You never heard of Einstein-Rosen Bridges but that “instant hole” doorway between your living room and an office 100 miles away just became another step closer to reality. The journey has a long way to go though. A new theory suggests that “wormholes,” at least when it comes to the portals thought to exist between black holes, “may be stable after all.”
Bridges between dimensions
Some “wild new” findings “contradict earlier predictions that these hypothetical shortcuts through space-time would instantly collapse.”
when it comes to the math of relativity physics, tiny differences produce huge varieties of results in the theoretical models. Short-circuit bridges between black holes called wormholes have been argued about for years.
When physicists work relativity calculations through their computers, they feed in data about things like “a mass or an arrangement of particles.” After thinking about it for a while, “the machine spits out how that collection will behave over time due to gravity.”
Ever since Einstein, it’s all about movement in space and time. “Objects start at certain physical coordinates, they move around, and they end up at other coordinates.” Things get really fuzzy when the topic of hyper-dimensional “bridges” comes up.
If you want to tell someone how to meet you somewhere, you may give them a map. You could also give them some GPS coordinates. Both of those “metrics” work and you can choose which works best for your particular application.

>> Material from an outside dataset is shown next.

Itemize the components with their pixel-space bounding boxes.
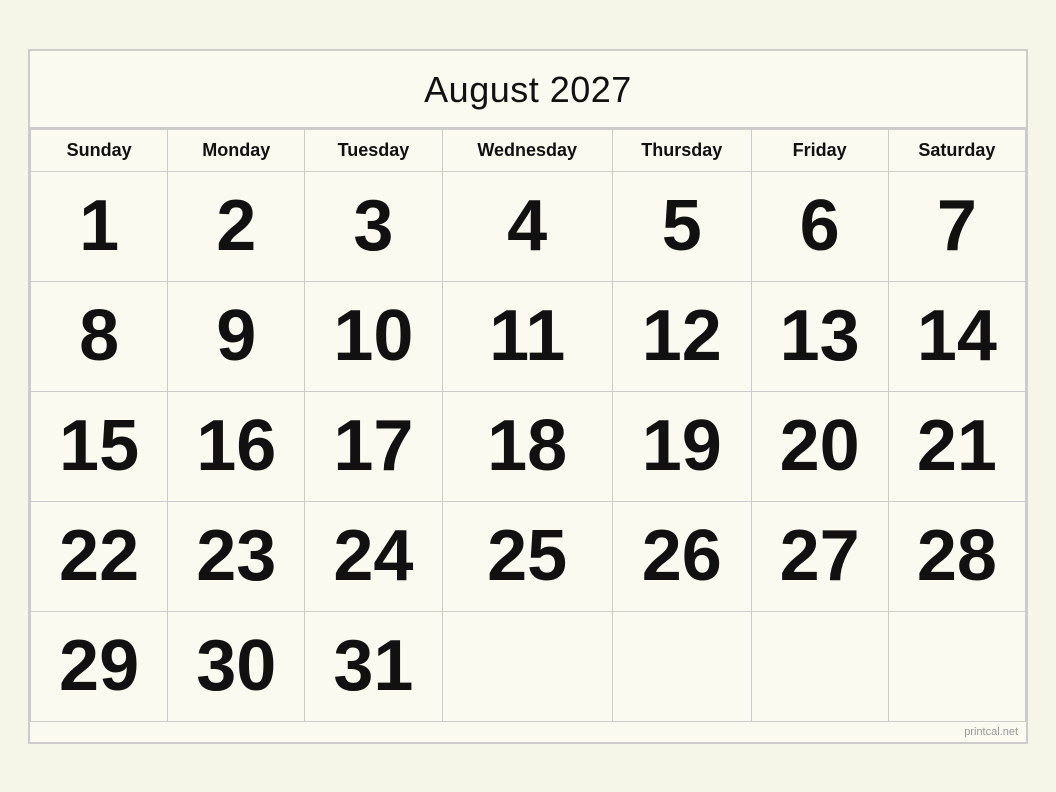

When thinking about bridges between black holes, the experts have some choice in metrics too. One that comes up first involves the magic line where anything that crosses will never be able to escape.
Beyond the blue event horizon
One such metric to describe the critical boundary is the Schwarzschild metric. That method has a problem in that the “metric misbehaves at a particular distance from the black hole, a distance known today as the Schwarzschild radius or the event horizon.”
When a physicist says “misbehaves” they mean “that metric completely breaks down, and it can no longer distinguish between different points in space and time.” So, they re-baited the hook and tried again. That’s when they found bridges were looking more attractive.
The Eddington-Finkelstein metric describes exactly “what happens to particles when they reach the event horizon.” It was exactly what everyone expects. True, they do “pass right through and fall into the black hole, never to be seen again.”
The twist comes if you add another, mirror image, white hole. “The simplest way to construct a wormhole is to ‘extend’ the idea of a black hole with its mirror image, the white hole. This idea was first proposed by Albert Einstein and Nathan Rosen, hence the reason wormholes are sometimes called “Einstein-Rosen bridges.”
Instead of getting shredded down into whatever quarks are made up of, the Eddington-Finkelstein metric theorizes bridges that can be crossed. By using that math method, Pascal Koiran at Ecole Normale Supérieure de Lyon in France “could more easily trace the path of a particle through a hypothetical wormhole.”
He found that “the particle can cross the event horizon, enter the wormhole tunnel and escape through the other side, all in a finite amount of time. The Eddington-Finkelstein metric didn’t misbehave at any point in that trajectory.” The problem is that the configuration is more unstable than mercury fulminate.